I usually send up a red flag when I see the word “Balance” in any discussion of privacy rights, as privacy usually loses when it’s balanced against something else. Two items in the media this week relate to balancing the privacy rights of victims against the public’s need to know or right to know. In one case, the balance tipped against victim privacy. In the second case, it tipped for it.
The first piece is a commentary by Michael Den Tandt, “Why don’t dead victims have same right to privacy?” and relates to the case in the Canadian court and media where a former commander of Canada’s largest Air Force base pleaded guilty to horrible crimes that included the torture and strangulation of two women, kidnapping and sexual assaults, and scores of voyeuristic break-ins where he took photos of himself in victims’ clothes.
Colonel Russell Williams pleaded guilty to over 80 charges after giving a full confession to law enforcement. The confession was made available to the public and was even uploaded to YouTube. But did the public really need to know all the details? Do the murdered women have any right to privacy with respect to what happened to them in their last moments of life? He writes:
Some will blame the media for reporting the details and publishing the images. That’s a fair criticism. It’s also a broad brush. Many media outlets across Canada showed restraint and tact in how they published this material.
So did the journalists who reported live from the courtroom, by and large.
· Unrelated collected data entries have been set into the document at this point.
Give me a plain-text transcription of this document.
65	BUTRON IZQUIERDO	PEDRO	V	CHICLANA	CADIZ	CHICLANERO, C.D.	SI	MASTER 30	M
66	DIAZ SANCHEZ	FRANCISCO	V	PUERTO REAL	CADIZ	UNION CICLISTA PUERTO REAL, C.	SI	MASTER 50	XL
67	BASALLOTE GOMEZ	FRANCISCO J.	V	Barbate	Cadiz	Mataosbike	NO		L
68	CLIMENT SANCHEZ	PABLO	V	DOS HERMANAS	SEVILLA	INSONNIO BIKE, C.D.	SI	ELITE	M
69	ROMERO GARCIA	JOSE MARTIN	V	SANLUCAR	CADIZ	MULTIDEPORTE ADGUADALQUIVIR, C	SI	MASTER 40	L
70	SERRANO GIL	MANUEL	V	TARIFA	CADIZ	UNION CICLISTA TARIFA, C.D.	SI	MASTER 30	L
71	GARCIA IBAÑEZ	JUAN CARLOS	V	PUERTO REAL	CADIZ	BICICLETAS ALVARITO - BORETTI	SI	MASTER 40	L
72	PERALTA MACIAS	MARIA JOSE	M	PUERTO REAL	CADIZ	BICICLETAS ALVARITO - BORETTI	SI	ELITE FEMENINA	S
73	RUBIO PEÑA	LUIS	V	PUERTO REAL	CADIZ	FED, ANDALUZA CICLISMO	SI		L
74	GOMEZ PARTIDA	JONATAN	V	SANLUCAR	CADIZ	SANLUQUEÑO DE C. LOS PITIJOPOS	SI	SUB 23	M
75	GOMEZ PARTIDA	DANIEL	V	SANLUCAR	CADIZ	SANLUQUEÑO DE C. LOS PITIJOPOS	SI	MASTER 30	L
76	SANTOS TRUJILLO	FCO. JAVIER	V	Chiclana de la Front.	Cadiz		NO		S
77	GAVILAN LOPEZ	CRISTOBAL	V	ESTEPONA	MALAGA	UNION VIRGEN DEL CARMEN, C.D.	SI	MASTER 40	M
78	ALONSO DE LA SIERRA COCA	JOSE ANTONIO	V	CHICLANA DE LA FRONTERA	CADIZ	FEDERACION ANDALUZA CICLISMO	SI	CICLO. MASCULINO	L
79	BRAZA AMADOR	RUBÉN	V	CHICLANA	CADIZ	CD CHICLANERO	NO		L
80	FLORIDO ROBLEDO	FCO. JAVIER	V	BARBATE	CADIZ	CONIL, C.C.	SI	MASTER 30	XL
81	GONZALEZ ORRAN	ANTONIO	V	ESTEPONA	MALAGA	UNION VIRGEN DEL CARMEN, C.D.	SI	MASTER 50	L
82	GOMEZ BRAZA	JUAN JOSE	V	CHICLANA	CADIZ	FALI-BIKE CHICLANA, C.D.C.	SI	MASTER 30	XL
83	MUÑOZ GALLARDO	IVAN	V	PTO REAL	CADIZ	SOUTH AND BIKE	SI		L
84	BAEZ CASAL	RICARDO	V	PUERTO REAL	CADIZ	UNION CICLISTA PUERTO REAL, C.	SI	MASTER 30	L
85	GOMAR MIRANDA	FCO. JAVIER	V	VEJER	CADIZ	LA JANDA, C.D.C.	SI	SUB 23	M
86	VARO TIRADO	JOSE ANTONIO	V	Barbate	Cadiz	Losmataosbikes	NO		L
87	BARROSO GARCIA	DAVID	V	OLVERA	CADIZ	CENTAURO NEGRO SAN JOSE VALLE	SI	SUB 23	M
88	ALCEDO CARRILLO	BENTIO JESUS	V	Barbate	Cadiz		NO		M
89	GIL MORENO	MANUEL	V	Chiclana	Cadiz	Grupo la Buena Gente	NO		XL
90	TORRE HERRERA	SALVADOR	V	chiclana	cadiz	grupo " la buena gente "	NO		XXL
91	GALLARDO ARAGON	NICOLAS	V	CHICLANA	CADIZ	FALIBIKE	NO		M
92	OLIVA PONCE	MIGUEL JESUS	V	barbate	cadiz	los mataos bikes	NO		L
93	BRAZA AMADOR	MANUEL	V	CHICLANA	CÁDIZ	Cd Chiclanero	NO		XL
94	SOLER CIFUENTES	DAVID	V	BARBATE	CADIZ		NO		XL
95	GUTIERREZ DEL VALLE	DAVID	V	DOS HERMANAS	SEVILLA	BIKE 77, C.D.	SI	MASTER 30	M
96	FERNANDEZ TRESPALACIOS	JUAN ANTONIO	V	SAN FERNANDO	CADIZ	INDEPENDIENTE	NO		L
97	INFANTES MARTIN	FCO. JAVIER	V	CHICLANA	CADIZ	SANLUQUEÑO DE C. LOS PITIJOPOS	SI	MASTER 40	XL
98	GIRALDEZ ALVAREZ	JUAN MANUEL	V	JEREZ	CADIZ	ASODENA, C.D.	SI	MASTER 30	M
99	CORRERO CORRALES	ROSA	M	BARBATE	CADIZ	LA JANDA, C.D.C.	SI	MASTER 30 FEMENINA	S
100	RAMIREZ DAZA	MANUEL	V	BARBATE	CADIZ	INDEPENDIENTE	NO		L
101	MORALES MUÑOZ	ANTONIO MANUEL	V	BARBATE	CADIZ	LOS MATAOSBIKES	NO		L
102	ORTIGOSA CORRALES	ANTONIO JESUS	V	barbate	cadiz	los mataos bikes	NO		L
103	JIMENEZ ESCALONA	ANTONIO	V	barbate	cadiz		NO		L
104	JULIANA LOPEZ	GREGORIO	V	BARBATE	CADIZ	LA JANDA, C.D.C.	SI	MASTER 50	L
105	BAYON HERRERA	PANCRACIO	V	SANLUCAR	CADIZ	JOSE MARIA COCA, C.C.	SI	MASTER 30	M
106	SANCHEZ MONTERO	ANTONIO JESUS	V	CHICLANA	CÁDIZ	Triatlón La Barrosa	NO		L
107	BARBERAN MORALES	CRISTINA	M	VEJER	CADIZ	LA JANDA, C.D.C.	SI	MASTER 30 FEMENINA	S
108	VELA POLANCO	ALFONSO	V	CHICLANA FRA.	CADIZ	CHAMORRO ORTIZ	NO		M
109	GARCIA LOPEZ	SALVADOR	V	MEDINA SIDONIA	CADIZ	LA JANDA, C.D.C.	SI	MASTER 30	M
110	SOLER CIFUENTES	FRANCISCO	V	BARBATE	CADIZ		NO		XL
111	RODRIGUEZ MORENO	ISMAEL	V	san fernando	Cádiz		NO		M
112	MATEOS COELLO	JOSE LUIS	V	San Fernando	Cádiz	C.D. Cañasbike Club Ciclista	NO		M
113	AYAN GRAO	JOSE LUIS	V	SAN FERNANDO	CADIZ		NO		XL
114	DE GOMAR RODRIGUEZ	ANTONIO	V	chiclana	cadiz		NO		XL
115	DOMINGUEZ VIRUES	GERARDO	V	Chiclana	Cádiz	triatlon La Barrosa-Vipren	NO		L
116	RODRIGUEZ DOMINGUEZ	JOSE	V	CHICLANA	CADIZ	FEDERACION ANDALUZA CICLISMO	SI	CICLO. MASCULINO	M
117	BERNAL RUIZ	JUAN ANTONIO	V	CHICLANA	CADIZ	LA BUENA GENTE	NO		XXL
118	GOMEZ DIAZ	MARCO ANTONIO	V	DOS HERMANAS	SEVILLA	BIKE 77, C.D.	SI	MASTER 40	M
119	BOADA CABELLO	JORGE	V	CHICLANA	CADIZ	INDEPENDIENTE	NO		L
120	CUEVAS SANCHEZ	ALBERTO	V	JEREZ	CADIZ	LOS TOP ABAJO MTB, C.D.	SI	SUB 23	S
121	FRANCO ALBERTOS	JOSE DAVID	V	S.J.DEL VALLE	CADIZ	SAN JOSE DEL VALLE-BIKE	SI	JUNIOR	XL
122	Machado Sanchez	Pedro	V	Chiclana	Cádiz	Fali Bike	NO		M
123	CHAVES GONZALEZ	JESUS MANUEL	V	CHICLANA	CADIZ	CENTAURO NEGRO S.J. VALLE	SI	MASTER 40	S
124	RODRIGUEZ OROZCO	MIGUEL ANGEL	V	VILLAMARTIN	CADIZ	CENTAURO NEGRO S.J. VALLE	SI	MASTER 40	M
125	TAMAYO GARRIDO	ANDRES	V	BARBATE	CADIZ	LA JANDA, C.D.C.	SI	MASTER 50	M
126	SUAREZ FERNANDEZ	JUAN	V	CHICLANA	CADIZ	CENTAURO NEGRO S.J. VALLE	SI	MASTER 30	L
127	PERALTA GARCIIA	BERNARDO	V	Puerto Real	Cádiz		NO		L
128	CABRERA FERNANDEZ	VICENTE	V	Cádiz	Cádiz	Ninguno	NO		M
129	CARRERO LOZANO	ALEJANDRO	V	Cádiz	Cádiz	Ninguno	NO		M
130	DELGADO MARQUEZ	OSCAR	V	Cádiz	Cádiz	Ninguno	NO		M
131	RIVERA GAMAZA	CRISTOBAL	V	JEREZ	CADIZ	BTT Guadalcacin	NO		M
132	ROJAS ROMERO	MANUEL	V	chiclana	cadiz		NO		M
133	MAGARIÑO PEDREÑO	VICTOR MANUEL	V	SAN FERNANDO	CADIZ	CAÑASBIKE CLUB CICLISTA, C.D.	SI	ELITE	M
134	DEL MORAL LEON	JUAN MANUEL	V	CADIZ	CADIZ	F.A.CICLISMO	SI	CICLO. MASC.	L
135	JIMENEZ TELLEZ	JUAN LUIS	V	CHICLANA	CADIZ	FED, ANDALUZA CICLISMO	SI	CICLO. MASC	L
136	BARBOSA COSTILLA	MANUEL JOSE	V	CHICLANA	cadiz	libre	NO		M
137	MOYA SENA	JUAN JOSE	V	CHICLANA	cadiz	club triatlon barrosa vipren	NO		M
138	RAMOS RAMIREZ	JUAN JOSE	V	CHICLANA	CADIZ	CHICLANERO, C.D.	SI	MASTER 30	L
As horrific as the details were, a great deal was deliberately left out. Much of it was, literally, unspeakable.
Still, it was too much. And we need to ask ourselves this question: Why do the dead in such cases, people from whom everything was stolen, have no right to privacy?
[…]
It may be legal to make all the details known. But it does not seem just or fair that the entire world is privy to the final horrifying moments of the victims of the worst kinds of crimes.
Nor is it right that their loved ones must be put through this public ordeal.
Read his entire commentary in the Kingston Whig-Standard. The decision to retain video and photographs that Russell Williams took of his crimes and victims has raised strong concerns and objections from the lawyer representing the families of two of the victims.
I realize that some might argue that the dead have no right to privacy, but I’m on record as thinking that private figures do have some right even after death, as I’ve discussed on PHIprivacy.net a number of times.
In contrast to the case in Canada, a recent decision in the Connecticut courts placed victim privacy over public right to know or need to know. The Associated Press reports that the state Supreme Court ruled that the state need not disclose everyone who’s a registered sex offender if listing them on a public web site or making their names available is likely to lead to identification of their victims.
The court’s unanimous ruling, which will be released officially on Nov. 2, overturns a lower court in a dispute over Connecticut’s “restricted” registry, a sex-offender list available only to police and courts. (See the opinion and concurrence.)
By law, sex offenders can get on that list instead of the public registry if a judge decides they are not dangerous to others and naming them would identify their victims.